Andrew: If its a band that’s hired me to remix a song, I often listen to the original once or twice before I start the remix to refresh myself with the melodies and highlights. Then I’ll drop all the multi-track files into Logic and just go. I’m always attempting to reinvent the song while still paying homage to the original. The magic in remixing comes from striking a balance between using the original multi-track and recording my own newly composed tracks. It gets to a point where I’m interacting with the song, and it actually feels as though it starts to write itself. I sometimes will listen back to the original song days after I’ve been immersed in my remix, and I’ll be shocked how strangely different the original feels. If anything, I try to invent a whole new world for the song.
LFC: Do you have a favourite RAC Maury Mix?
Andrew: I don’t think I could pick one, but my top 5 are:
Lenka – Trouble Is A Friend
Lacrymosa – Good At Heart
Surfer Blood – Take It Easy
Phoenix – 1901
aaaaaaand… a remix that releases october 24 for a rather huge artist which I’m VERY excited about!
LFC: What are the ups and downs of a career in sound engineering?
Andrew: Ups: incredible fun. The work is so rewarding. For me, the career is doing what I can’t get enough of anyway. You meet hundreds of cool people every year. Some of the people you meet are rather famous, and may even be people you grew up inspired by.
Downs: its extremely competitive and difficult work. Self-imposed neurosis levels can be pretty intense. When you are mixing a live show in front of 1200 people, or recording a band with a large reputation, or mixing a record which will be the thing that the artist and public will hear forever, the stakes can feel really high.
LFC: What advice would you offer to someone looking to get into your field?

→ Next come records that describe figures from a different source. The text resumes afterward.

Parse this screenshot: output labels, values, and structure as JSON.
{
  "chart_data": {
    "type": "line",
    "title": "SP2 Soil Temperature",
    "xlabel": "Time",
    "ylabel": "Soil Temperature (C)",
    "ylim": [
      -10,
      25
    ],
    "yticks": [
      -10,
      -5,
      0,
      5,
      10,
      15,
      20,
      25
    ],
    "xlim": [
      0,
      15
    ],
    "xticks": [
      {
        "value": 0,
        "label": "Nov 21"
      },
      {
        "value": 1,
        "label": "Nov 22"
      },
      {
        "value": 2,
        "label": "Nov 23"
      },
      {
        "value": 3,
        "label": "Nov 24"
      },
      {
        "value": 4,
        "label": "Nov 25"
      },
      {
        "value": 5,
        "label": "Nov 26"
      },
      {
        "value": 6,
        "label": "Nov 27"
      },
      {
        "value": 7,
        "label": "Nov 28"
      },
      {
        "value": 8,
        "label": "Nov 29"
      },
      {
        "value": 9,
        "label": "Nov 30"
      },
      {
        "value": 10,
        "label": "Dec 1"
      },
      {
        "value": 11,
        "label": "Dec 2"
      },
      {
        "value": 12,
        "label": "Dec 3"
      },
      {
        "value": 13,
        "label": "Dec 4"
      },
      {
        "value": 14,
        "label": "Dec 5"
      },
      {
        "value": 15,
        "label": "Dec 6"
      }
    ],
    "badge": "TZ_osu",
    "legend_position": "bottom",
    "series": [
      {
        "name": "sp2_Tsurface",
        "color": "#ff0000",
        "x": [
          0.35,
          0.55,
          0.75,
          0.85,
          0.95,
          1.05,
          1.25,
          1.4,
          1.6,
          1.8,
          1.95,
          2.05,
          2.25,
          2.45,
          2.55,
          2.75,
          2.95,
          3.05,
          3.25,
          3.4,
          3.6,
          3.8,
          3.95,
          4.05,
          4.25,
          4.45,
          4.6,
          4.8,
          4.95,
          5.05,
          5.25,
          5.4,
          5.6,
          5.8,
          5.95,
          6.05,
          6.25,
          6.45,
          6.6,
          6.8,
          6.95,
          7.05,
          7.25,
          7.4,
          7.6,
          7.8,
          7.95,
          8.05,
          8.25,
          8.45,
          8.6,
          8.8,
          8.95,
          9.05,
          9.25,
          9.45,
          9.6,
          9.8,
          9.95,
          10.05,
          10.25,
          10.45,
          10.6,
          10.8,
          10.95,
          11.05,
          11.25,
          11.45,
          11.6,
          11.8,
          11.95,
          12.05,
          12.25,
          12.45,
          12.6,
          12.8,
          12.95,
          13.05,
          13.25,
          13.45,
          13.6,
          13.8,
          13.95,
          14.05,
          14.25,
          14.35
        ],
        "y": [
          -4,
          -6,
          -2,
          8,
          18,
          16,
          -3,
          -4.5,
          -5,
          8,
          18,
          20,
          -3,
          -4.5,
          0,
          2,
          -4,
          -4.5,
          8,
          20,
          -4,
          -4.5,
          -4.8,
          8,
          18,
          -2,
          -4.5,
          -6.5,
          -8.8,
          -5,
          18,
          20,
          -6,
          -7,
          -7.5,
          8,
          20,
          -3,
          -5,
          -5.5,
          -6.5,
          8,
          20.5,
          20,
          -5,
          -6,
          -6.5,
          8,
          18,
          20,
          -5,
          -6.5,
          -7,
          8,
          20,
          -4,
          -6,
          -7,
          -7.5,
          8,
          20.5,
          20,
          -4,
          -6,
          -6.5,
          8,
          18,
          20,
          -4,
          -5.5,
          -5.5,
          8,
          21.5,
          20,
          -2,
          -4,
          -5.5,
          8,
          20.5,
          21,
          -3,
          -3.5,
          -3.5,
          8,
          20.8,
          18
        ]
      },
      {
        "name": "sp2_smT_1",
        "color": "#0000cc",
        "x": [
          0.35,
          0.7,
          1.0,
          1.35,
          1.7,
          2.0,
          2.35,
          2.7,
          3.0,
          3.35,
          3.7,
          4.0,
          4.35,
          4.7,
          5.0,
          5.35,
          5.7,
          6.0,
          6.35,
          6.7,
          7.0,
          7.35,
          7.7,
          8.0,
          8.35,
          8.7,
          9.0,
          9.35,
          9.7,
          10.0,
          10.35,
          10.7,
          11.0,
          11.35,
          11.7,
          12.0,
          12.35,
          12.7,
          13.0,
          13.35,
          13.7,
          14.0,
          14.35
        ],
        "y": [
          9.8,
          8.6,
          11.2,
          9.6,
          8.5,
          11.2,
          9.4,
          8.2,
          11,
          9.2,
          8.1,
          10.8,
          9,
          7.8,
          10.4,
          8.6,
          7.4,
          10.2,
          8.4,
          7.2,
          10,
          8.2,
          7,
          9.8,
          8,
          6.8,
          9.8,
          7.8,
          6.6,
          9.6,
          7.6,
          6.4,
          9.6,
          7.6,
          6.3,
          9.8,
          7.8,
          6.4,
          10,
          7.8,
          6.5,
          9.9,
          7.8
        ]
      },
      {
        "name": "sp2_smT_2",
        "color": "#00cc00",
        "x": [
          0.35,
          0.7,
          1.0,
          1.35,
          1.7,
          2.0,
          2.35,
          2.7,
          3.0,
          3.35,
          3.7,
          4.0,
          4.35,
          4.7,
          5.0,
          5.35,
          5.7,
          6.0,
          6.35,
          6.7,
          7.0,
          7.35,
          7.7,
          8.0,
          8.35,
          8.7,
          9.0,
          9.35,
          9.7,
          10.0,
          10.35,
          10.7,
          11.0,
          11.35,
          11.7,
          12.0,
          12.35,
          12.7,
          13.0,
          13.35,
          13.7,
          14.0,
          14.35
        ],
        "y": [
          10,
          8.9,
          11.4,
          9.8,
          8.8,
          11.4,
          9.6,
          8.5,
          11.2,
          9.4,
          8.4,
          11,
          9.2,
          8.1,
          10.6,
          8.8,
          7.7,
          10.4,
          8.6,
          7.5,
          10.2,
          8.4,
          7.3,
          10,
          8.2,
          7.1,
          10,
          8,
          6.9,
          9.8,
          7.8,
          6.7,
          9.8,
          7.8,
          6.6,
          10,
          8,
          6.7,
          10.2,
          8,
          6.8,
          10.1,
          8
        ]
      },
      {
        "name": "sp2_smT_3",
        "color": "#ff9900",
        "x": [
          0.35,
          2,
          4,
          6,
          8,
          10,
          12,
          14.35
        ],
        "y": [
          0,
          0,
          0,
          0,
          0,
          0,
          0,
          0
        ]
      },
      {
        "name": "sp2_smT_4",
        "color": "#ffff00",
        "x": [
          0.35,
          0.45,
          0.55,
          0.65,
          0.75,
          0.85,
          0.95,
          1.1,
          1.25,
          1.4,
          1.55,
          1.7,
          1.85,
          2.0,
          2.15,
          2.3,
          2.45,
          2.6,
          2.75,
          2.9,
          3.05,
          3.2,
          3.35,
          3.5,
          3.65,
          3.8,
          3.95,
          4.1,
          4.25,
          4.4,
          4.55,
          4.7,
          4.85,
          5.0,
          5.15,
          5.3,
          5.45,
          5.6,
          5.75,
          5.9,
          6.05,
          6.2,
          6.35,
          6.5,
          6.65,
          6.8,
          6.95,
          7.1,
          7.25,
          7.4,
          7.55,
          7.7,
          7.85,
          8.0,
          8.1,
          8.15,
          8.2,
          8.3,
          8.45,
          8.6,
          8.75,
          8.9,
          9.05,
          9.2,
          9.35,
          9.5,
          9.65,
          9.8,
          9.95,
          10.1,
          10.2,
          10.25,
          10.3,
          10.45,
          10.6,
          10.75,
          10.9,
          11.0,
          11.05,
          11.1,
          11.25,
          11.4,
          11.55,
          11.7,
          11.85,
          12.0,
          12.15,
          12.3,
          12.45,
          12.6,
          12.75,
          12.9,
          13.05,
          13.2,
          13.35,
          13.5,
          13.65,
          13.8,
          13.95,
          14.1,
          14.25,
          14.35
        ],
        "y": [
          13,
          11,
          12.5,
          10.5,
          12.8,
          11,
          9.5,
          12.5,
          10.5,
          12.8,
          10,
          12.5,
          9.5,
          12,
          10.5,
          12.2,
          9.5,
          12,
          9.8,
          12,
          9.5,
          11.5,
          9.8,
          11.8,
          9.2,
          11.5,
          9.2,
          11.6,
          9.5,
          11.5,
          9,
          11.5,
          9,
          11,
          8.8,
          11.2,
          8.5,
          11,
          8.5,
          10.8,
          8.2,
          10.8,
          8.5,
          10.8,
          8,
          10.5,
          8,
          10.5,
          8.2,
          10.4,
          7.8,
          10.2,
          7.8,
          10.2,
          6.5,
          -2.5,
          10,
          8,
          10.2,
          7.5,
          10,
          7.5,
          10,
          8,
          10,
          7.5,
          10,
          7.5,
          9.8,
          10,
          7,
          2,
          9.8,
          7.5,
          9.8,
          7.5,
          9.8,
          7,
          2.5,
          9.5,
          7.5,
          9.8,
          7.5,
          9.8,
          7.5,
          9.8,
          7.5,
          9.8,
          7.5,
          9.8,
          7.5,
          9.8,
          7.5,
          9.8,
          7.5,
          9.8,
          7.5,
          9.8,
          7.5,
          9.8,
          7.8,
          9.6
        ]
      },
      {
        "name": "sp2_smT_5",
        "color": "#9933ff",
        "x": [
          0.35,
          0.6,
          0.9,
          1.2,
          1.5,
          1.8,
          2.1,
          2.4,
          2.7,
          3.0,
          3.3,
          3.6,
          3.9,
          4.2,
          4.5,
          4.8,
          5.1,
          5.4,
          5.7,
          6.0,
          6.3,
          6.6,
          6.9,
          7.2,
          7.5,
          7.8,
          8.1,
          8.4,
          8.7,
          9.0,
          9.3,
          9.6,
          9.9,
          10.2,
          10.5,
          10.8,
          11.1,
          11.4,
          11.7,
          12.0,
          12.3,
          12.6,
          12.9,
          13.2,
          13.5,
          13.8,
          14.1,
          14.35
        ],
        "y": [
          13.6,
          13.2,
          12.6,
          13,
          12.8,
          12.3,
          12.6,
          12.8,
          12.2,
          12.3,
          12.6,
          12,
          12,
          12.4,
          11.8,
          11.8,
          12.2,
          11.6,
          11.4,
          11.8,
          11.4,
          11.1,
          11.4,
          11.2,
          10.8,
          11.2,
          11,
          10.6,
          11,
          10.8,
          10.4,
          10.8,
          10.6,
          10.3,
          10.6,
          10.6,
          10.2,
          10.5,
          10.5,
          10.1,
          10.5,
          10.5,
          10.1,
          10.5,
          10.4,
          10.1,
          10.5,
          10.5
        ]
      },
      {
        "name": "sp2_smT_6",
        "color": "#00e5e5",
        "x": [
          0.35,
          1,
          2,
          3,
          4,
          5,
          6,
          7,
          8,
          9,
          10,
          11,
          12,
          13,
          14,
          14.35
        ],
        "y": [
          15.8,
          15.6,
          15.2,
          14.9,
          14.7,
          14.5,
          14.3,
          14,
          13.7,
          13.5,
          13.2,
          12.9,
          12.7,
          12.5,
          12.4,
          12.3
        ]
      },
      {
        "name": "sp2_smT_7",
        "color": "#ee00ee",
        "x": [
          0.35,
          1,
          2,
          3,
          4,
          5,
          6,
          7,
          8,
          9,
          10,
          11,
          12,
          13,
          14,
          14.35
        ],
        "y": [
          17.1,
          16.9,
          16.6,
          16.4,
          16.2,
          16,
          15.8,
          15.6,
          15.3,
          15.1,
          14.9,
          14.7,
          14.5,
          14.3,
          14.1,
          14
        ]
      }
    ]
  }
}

Andrew: Get in tune with your opinions on music. Get inspired by records and sounds you love. Learn to separate what’s amateur and what’s pro. Go to shows. Meet as many people as you can. Be the nicest person you can be. Email young bands who you believe in. Impress people with your work. Take pride in your work. Take risks!
LFC: Who are the bands or artists most exciting you at the moment?
Andrew: I recently got into Dutch Uncles’ new album Cadenza and Little Dragon’s Machine Dream. I’ve also been on an extended kick loving Dirty Projectors’ Bitte Orca and My Bloody Valentine’s Loveless. Working with bands is probably the most exciting though… feeling like you have a hand in creating something that others will learn about and discover. The Collectable Few tracks and this Princeton record I’m wrapping up fall in that category.